Frustrado seria aquele que apenas visse um tipo bonitão em Tomás, seu intelecto era invejável. Sempre muito bem informado e muito astuto na arte de pensar. Também era sensível o suficiente para entender as Artes e forte para segurar o choro enquanto consolasse a amada em prantos por emoções arrebatadoras. Seu conhecimento estratégico era fabuloso, tanto no futebol quanto no xadrez. Tomás era um ás de raciocínio, antecipando jogadas e remontando estratégias como quem improvisa uma música ao piano, afinal, suas jogadas sempre tinham algo de clássico, belo e leve. Falava bem e sabia contar piadas, uma pessoa interessante de se conhecer, ouvir, ver, animar.
Antes que pensem más coisas da índole de Tomás, esclareço que sempre foi um jovem muito honesto, tanto consigo quanto com os outros. Da mesma forma que nunca se aproveitou da maestria de Gaia para ludibriar mulheres mil: era romântico na medida certa e jamais deu falsas esperanças a uma donzela.

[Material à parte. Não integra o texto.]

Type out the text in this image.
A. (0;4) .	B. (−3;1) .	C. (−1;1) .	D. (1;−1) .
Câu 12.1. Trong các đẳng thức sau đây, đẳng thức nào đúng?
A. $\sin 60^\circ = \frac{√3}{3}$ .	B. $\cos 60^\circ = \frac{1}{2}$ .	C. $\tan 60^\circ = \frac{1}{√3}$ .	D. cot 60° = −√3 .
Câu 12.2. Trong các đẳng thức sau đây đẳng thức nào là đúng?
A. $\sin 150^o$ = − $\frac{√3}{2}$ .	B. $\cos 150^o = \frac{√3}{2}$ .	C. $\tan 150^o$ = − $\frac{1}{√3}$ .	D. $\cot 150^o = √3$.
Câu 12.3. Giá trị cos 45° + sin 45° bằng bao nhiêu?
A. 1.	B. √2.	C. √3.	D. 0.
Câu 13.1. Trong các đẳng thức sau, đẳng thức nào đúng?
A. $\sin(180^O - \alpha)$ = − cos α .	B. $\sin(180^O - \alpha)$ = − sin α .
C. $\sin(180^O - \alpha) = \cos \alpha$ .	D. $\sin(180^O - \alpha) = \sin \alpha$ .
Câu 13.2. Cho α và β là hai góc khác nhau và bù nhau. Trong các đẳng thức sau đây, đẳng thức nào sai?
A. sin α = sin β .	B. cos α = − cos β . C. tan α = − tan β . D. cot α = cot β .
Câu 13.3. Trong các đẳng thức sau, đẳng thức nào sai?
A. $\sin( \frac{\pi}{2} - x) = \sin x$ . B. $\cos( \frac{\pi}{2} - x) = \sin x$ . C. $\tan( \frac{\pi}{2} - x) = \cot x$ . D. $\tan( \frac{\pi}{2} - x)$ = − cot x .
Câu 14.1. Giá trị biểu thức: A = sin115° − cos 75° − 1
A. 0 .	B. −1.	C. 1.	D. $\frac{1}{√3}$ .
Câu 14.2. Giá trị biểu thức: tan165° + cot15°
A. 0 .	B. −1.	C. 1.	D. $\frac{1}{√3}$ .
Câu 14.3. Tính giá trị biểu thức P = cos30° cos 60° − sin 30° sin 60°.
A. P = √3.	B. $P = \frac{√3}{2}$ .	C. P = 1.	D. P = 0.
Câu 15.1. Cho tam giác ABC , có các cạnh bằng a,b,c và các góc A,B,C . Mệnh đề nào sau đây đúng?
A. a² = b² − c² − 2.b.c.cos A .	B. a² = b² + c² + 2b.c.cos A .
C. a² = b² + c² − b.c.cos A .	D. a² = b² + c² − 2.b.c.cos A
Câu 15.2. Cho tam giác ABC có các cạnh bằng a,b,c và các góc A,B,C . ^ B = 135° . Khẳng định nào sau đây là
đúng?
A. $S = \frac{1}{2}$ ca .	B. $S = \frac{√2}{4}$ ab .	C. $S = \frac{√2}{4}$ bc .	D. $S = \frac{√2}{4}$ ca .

Alguns até duvidavam de sua existência.
Maria pegava fogo. Seu corpo parecia ter sido esculpido pelo próprio Satanás. A luxúria transbordava de seus poros macios e delicados, porém espinhudos para quem chegasse perto. Horas perdidas em longas caminhadas fizeram com que suas pernas fossem grossas e fortes o suficiente para impedir qualquer homem fugir de seu abraço fatal. Como Ártemis, gostava de caçar e, para isso, sua locomoção deveria estar em perfeitas condições de uso. As ancas exerciam um poderoso efeito digno do magnetismo mais físico possível: redondas, firmes, elas mexiam em sua inflexibilidade enquanto andava, fazendo com que aqueles que vinham por trás de sua marcha se abatiam em seu poder libidinoso. Sua barriga não era nem dura, nem flácida, o meio termo para confortar um beijo e incomodar uma cabeça. Seus seios eram do tamanho ideal para sobrar apenas um pouco numa mão adulta; redondos e rosados, ficavam um pouco à mostra quando, sem sutiã, vestia uma camiseta branca apertada. Como vista em filmes americanos, o suor durante a caminhada manchava de transparência seu vale e quem quisesse percorrer por entre as montanhas poderia se imaginar no meio do desfiladeiro de carne. Sua face era agressiva e delicada, comportavam quase todos os traços fortes de uma mulher e mantinham um grau de juventude muito acentuado, o que permitia toda e qualquer mente ter alguma fantasia com alguma coisa ímpar. Seus olhos eram negros, da cor que é o escuro. Proposital ou não, o seu golpe de olhar era famoso e um rabo de olho era o suficiente para que a alma fosse sugada. Vermelhos e carnudos eram os seus lábios que, quando sorriam, lembravam uma menina inocente, porém, quando falavam, lembravam a aridez dos discursos de Ares frente a seus exércitos. No lugar dos cabelos tinha uma grande cachoeira dourada feita diretamente com raios solares e pitadas de ouro achado nos potes aquém do arco-íris. Quando preso parecia um sacrilégio: a dor de vê-los aprisionados era tanta que, muitas vezes, alguém se arriscava a apanhar para desprender e esvoaçar as madeixas douradas que deixariam Helena envergonhada. Adestrados, balançavam a cabeça junto com o ritmo incansável do louro de Maria e tinham os pensamentos mais libidinosos, talvez instaurados pelo próprio Lúcifer.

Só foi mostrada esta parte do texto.